In the near term, the lake effect snow over primarily Porter
County has finally slid east and diminished intensity, with
visibility at KVPZ as of this writing up to 7 miles. Could see
some lingering travel impacts on some roads due to the light
accums today and cold temps. For this evening into the overnight,
Day Snow-Fog RGB shows there`s a solid window of radiational
cooling to start for I-80 and north, so temperatures should drop
quickly toward and after sunset, to the single digits above and
below zero, coldest in favored outlying spots, where we`ll need to
keep an eye on trends. Light northerly winds and temperatures not
as cold as last night will keep minimum wind chills in check
relatively speaking, down as low as 10-15 below, locally near 20
below in outlying areas.
Mid and high clouds will then increase overnight in advance of our
next round of snow, so temperatures will likely flat-line or
slowly increase toward daybreak Wednesday. Relied heavily on the
global guidance, Canadian regional models, and ensemble consensus
for PoP and snow forecast. Strongly suspect NAMs and high res WRFs
are spuriously struggling to saturate in the Arctic air mass, a
not uncommon issue with these models, that usually goes the other
way in reality. Large scale lifting mechanism will be placement
of our area in the right entrance of a strong upper jet streak
over the northern Lakes. Model guidance is indicating a banded
nature to QPF output, so am expecting a modest f-gen contribution
again, though likely not to extent/magnitude of Monday, with a bit
of warm advection at 850 mb implying lower-level f-gen, along with
some wind convergence at 700 mb north of I-80 possibly hinting at
placement of mid-level f-gen banded component.
Light to occasionally moderate snow banding should expand east-
northeastward during the morning, and will need to watch for a
dual structured nature (a northerly mid-level f-gen driven band
and southerly focused one I-80 and south driven by lower-level
f-gen). One thing that even the preferred guidance is in
agreement with in the QPF and snow output is a sharp northern cut-
off to the precip shield, which in this forecast was indicated
just a bit north of I-88. Indicate some lowering PoPs north of
that for uncertainty, as some guidance does bring measurable QPF
up closer to the WI state line. With more modest nature of forcing
and steepened but not as pronounced mid- level lapse rates vs
Tuesday`s setup, favoring a lower QPF high PoP scenario for areas
in line to see snow, though will need to investigate wetter
guidance such as GFS as to how realistic its output is in any
potential for over- performance tomorrow. Cobb BUFKIT output from
the GFS supports well above climo snow ratios again from 15-20:1
due to the relatively modest lift intersecting upper portion of
deep DGZ for several hours.
The official snow forecast indicates a coating to up to 1" from a
few to several miles north of I-88 down to about I-80 and then
1" to as much as 2" I-80 and south. Due to the cold air
temperatures (highs ranging from 10F-20F northwest to southeast)

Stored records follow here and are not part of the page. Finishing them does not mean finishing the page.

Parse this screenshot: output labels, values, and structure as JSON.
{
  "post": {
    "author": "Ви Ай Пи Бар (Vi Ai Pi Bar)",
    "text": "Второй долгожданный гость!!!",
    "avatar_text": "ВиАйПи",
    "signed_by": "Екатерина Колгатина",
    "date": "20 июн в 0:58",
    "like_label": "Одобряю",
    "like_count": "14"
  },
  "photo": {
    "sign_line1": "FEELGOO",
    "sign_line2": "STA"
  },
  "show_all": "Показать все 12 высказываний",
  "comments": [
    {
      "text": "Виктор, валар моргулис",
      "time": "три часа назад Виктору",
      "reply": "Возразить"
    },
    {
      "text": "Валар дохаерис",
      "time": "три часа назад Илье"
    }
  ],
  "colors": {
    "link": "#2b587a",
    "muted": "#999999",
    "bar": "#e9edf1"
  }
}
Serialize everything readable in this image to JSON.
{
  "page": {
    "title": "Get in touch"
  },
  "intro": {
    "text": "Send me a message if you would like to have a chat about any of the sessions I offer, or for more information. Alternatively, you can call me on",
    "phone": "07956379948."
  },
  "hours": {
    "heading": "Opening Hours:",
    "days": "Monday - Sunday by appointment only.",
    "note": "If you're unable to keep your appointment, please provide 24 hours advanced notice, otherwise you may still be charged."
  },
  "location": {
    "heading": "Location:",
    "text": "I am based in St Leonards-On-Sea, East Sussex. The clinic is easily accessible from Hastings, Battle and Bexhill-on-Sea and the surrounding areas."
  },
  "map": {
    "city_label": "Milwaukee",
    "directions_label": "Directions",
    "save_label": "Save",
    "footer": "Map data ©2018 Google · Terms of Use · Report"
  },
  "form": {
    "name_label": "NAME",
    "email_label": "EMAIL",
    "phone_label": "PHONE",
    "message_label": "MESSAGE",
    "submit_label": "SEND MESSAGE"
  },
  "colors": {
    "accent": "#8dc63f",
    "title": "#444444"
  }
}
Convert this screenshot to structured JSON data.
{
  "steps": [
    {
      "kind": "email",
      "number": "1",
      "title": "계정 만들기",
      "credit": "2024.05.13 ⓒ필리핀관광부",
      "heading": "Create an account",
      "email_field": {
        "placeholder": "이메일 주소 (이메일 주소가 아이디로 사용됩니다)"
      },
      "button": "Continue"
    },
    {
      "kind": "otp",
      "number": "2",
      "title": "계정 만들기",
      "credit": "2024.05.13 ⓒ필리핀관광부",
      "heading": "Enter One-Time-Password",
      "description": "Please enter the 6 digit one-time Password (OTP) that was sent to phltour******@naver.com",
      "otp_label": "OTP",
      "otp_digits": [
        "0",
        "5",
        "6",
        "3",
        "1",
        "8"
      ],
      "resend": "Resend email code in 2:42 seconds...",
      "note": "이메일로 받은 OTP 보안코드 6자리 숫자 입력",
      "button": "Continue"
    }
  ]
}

rendering road treatments less effective, even these lighter
amounts can be expected to cause some travel impacts, possibly
overlapping a portion of the morning commute. The snow should
slide east- southeast during the afternoon and end by the early
evening for most locations. Exception to this could be for
portions of northwest Indiana, where northerly flow lake effect
snow showers could develop from the late evening into the
overnight, though confidence is on the lower side with varied
depiction from the guidance. If clouds clear more than forecast
tomorrow night, temperatures and minimum wind chills could be a
bit lower than official forecast (and vice versa).
301 PM CST
Thursday through Tuesday...
Continued cold conditions are expected through the remainder of the
forecast period, including a reinforcing shot of even colder air for
the late weekend into early next week. Multiple periods of snow
also remain likely, though different portions of the forecast area
are favored with each one, and nothing looks overly significant at
least into early next week.
Deterministic models of course offer a variety of details, but the
overall picture painted by ensemble solutions show the local area
continuing to sit on the southern edge a broad and persistent
surface high locked in across central Canada and the north central
CONUS. Anticyclonic low level flow will continue to support cold
northerly winds, occasionally veering enough toward the east to
establish some transient lake effect plumes over northeast IL and
then backing west to push the activity into northwest IN.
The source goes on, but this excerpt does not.